Marvin Bordelon, native of Avoyelles Parish, who led a distinguished  career as a priest, then left the priesthood in 1972 after his promising career that included recognition by a Pope and invitations  to international events, died Sunday in the Washington, D.C. area. He  was 83.

He was a theological writer and essayist. He also was a liberal thinker in a region then filled with conservatives, and was active in  Civil Rights and other controversial issues during his ten years as a priest in Shreveport.

Bordelon, born in 1923 and ordained in 1948, served as a pastor in Monroe and Simmsport before serving as a editor and manager of the  North Central Louisiana Register and as vice chancellor of the Alexandria Diocese before taking the helm of St. Joseph’s Church in  Shreveport in 1958.

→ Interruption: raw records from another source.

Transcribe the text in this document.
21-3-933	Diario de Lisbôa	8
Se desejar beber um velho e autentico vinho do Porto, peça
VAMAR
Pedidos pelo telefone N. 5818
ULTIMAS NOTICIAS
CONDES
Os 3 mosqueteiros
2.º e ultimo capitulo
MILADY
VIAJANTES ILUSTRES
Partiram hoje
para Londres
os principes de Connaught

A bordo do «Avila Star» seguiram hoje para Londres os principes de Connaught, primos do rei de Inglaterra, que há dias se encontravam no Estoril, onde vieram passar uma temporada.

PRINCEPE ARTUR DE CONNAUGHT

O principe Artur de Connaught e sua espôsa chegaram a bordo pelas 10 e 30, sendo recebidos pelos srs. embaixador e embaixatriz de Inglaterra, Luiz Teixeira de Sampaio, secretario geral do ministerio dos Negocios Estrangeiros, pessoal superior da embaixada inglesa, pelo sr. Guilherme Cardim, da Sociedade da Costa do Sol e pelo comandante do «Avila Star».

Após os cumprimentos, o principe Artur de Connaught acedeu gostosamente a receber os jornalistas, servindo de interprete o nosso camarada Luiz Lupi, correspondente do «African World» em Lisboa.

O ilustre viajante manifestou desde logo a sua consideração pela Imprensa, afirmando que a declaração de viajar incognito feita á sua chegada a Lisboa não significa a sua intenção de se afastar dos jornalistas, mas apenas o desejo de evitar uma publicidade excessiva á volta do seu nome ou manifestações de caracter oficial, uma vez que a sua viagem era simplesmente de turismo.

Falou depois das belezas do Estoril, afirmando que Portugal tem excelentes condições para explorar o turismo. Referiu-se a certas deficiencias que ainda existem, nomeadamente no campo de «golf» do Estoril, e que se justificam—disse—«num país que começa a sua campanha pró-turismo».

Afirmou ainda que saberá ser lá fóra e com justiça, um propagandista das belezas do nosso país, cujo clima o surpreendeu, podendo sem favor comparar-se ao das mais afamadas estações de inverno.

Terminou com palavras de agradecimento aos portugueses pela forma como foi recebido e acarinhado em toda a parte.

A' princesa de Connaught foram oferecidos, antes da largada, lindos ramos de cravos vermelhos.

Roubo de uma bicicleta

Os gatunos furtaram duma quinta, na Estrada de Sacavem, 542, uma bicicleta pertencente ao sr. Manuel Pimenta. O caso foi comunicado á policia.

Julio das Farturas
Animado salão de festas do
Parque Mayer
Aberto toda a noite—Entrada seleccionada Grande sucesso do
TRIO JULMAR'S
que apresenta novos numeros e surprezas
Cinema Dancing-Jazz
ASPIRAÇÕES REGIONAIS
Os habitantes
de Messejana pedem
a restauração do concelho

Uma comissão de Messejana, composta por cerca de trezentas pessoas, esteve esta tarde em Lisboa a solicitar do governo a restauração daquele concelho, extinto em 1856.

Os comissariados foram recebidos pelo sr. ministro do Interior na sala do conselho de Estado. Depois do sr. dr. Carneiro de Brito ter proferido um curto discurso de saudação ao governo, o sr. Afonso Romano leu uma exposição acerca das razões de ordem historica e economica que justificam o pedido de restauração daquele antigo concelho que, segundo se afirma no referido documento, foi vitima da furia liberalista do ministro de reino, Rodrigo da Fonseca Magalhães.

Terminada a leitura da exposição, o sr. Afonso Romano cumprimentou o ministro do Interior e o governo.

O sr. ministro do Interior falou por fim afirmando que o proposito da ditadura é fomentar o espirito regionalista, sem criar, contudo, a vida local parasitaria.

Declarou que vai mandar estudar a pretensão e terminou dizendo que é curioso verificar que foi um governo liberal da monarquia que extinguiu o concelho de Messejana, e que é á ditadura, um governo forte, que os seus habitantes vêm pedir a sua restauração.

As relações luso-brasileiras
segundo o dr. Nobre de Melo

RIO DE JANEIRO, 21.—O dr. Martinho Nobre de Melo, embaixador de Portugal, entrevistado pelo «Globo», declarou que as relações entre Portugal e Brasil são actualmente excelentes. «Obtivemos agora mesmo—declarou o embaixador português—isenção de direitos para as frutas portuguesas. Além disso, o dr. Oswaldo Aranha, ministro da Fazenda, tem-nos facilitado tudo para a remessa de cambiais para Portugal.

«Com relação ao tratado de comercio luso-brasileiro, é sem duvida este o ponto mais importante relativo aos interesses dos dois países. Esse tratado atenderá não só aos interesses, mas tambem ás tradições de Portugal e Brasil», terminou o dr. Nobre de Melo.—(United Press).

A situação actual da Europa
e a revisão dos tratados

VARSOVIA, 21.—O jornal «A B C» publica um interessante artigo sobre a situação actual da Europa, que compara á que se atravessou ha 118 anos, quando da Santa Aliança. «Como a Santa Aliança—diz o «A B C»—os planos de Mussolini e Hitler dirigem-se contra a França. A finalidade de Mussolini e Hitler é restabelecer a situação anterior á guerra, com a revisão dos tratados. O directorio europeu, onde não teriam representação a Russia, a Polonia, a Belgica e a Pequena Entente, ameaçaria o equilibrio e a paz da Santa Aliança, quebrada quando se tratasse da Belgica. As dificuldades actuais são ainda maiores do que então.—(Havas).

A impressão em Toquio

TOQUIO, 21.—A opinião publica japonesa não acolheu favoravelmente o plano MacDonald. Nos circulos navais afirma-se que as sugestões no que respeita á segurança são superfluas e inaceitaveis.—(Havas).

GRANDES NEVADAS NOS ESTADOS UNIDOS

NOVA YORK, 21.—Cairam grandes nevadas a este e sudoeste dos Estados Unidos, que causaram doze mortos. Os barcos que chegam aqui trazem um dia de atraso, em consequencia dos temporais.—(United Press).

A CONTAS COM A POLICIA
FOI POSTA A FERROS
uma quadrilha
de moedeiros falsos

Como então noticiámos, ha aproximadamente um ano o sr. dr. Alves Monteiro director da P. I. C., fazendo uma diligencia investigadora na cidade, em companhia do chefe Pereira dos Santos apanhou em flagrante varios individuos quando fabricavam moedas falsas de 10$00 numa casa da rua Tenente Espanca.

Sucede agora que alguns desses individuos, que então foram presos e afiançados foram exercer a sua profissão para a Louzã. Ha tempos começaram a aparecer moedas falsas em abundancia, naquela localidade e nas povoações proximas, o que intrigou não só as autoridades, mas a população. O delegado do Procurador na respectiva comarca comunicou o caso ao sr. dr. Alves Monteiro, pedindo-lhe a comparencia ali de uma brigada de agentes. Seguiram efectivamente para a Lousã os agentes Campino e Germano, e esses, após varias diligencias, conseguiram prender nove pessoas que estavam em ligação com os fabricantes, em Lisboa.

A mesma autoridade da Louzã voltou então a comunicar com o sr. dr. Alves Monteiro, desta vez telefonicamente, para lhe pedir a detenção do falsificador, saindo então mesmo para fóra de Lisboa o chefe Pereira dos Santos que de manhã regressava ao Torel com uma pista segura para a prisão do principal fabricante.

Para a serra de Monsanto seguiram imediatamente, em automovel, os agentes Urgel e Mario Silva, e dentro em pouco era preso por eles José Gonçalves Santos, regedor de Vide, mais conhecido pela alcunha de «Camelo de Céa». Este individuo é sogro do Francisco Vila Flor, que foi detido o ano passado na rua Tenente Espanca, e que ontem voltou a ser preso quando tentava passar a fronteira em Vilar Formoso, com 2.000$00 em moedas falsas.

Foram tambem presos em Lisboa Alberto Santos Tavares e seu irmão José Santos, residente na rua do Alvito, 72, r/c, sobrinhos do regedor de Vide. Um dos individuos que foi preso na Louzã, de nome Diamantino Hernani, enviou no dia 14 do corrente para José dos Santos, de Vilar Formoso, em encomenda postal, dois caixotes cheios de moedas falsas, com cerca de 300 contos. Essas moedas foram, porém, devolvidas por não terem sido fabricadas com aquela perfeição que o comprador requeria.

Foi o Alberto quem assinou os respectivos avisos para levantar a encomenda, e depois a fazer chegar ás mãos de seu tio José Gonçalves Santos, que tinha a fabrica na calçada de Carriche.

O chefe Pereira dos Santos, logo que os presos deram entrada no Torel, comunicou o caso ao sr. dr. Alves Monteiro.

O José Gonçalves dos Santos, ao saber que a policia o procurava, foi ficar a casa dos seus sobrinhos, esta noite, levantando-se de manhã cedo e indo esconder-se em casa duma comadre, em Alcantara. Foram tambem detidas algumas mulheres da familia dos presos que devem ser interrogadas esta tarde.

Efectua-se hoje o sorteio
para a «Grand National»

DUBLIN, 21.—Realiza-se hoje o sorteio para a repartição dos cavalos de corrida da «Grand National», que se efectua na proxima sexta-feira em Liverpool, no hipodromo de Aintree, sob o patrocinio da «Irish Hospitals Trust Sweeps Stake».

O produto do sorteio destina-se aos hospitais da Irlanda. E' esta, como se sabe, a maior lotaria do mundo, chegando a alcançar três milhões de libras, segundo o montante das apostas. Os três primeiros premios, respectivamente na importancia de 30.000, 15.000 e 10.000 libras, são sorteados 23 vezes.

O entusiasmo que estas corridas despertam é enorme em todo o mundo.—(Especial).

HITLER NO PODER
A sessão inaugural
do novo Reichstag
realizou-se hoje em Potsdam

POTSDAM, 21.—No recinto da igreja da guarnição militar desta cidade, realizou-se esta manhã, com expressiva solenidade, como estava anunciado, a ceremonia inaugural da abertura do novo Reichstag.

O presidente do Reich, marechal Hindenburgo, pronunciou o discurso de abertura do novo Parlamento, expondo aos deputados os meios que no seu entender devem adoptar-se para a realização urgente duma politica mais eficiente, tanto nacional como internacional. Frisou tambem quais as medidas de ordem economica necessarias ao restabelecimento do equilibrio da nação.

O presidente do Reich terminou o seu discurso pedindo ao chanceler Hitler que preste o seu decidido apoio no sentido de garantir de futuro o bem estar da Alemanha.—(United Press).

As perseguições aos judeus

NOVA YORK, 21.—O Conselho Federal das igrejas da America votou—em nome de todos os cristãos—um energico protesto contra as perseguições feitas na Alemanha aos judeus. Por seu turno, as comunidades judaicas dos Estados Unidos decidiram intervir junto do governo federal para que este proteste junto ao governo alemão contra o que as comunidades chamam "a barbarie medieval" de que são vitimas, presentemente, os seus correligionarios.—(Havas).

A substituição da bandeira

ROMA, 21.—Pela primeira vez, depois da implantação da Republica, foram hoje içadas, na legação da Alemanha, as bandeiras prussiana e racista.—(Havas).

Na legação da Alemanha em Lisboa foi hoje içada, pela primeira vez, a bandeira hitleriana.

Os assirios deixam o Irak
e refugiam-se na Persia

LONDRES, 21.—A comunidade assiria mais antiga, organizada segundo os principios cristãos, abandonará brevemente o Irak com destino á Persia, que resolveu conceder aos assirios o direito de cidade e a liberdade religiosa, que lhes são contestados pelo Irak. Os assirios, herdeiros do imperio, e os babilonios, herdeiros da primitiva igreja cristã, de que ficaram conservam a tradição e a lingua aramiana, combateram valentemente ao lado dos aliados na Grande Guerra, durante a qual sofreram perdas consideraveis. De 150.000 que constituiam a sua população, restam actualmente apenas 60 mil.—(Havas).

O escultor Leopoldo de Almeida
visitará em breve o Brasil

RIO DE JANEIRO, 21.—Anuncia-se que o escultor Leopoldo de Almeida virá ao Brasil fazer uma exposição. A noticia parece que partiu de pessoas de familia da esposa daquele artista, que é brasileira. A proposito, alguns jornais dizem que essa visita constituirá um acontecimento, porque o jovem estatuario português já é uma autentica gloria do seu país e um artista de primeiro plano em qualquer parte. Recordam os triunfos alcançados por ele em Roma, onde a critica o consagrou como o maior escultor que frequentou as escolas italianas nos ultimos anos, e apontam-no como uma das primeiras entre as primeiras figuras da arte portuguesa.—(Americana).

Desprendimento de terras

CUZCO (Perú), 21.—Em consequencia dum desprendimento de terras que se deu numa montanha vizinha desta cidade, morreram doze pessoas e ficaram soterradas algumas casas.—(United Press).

In 1962, he traveled to Africa on a fact-finding mission for the church and was promoted to Papal Chamberlain by Pope John XXIII. He  also served as chaplain for the Shreveport-Bossier Catholic Physicians Guild.

As an essayist, Bordelon tried to explain the implications of the Vatican II Council that liberalized the Church, a council is which he was an active participant. He also was a co-author of an influential book, “The Parish in a Time of Change.”

He left Shreveport in 1967 to become executive secretary of the newly formed U.S. Bishops Secretariat on World Justice and Peace in  Washington, D.C. and also was appointed by U.S. Secretary of State William P. Rogers as U.S. delegate to the United Nations Education, Scientific and Cultural Organization, or UNESCO. Three years later, he became director of the U.S. Catholic Conference’s Department of International Affairs.

Bordelon also was one of a small number of people invited in 1971 to an unprecedented gala birthday party for the Shah of Iran. Bordelon refused the invitation, and returned it. He also became an outspoken and highly visible opponent of the Vietnam War.

But in 1972, he left the priesthood after gaining papal permission to become a lay person, remaining in good standing with the church while marrying but unable to administer sacraments.

He was born in 1924 in Avoyelles, the son of the late Russel and Mary Lillian Bordelon of Bordelonville. He was preceeded in death by a brother, Donald.

Among survivors is his brother, Rev. Roland Bordelon, former pastor of Mansura.

A memorial Mass for Marvin Bordelon will be said Friday, Nov. 6, 2009 at 3:30 p.m. at St. Elizabeth Catholic Church on Montrose Road in Rockville, Md. Bordelon donated his body to Uniformed Services University of Health Sciences Medical School in Maryland.